The University of Brighton recently approved a study into one of the gay community's biggest subcultures.

Pink News reports the school approved research that will examine gay bear culture in the U.K. The study will be headed by Dr. Nick McGlynn, who is a "proud self-identified bear" and says he wants to "explore the experiences of big and fat men in Bear bars, pubs, clubs and events, and to understand how these spaces might help tackle fat stigma for men."

The University of Brighton gave McGlynn £6,726 (nearly $8,900 USD) for the study.

McGlynn is calling the study "Bearspace" and is aiming to create a "complete database of every Bear bar, pub, club event, and social group in the U.K." so that information can use used for "one of the wold's largest empirical studies of Bear communities."

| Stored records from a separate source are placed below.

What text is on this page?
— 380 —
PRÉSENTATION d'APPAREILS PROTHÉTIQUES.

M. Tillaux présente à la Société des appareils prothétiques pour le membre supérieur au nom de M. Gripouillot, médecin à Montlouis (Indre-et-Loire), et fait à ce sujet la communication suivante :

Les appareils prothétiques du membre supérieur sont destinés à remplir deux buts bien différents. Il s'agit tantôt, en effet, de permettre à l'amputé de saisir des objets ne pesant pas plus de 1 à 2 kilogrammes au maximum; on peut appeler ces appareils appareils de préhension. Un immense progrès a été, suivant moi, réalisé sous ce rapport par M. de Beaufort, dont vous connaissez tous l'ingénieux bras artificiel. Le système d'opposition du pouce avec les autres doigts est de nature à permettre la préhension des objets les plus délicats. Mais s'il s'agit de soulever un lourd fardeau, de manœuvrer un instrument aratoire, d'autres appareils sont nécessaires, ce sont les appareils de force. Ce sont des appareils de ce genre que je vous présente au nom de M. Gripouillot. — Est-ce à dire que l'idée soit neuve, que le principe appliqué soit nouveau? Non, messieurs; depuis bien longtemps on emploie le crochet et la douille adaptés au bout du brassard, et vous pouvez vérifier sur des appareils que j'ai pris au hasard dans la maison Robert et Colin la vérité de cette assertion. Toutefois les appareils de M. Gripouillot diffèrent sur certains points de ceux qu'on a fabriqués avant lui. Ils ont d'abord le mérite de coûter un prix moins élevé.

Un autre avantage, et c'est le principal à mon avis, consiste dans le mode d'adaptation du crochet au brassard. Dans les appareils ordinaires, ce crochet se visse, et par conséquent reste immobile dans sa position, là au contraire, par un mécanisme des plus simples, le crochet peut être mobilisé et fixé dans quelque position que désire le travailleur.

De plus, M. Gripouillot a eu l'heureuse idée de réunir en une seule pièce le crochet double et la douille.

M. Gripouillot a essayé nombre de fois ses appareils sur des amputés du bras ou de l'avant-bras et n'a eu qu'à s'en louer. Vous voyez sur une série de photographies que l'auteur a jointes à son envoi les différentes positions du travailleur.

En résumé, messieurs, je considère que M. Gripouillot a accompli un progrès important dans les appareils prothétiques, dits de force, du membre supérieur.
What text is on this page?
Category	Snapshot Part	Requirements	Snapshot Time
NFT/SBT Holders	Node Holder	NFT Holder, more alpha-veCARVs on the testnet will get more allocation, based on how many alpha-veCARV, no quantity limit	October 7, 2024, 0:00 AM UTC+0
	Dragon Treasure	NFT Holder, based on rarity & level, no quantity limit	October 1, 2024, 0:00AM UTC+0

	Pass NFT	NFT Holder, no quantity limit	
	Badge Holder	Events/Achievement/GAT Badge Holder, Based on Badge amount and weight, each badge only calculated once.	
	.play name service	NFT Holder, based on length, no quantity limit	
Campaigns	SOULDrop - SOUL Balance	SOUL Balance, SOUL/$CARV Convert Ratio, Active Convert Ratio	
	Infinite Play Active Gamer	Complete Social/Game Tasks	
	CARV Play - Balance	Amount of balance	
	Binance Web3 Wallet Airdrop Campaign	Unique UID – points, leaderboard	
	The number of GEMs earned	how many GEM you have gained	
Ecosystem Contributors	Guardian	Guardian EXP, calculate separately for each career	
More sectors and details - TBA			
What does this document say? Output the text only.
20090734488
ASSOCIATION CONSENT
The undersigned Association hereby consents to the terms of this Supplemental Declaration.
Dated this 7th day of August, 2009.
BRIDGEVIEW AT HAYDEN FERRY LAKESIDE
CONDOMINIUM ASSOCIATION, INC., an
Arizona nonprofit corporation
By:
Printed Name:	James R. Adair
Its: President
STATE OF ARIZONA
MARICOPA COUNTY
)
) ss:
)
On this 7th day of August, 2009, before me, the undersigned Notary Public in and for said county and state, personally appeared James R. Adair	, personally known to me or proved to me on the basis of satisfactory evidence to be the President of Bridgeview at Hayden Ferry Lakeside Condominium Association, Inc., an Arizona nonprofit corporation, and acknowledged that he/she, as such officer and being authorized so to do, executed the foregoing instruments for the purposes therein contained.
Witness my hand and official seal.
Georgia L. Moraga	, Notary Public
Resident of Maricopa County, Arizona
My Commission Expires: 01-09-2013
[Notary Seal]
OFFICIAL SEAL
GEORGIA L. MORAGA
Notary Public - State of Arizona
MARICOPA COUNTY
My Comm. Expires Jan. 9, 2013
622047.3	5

Bearspace now has its own Twitter account, which announced the project on July 11.

On the University of Brighton's website, the school describes the project:

"This research attends to an unexplored intersection of geographies of sexualities, and fatness/obesity. In a nation grappling with an 'obesity epidemic', fat people in the UK are highly stigmatised as unhealthy and sexually repulsive, with resultant serious mental/physical health impacts.

"Fat stigma is intensified in gay/bisexual men's spaces, yet the impacts of fat stigma on men's health or sexuality have received little attention.

"The project aims to uncover the role of geography in the marginalisation and/or empowerment of fat gay/bisexual men in the UK. It engages with space, fatness and sexuality through work in the 'Bear' community - a large global subculture of large-bodied gay/bisexual men.

"The double stigma of fatness/sexuality has significant impacts on Bears' mental and physical health, and Bear bars, clubs, and events are consequently experienced as 'safe spaces' for those excluded from both mainstream (due to sexuality) and gay/bisexual men's spaces (due to fatness).

"The project will develop six case studies of UK Bear spaces, each comprising an on-site focus group, individual interviews, and the researcher's own autoethnographic account as a self-identified Bear."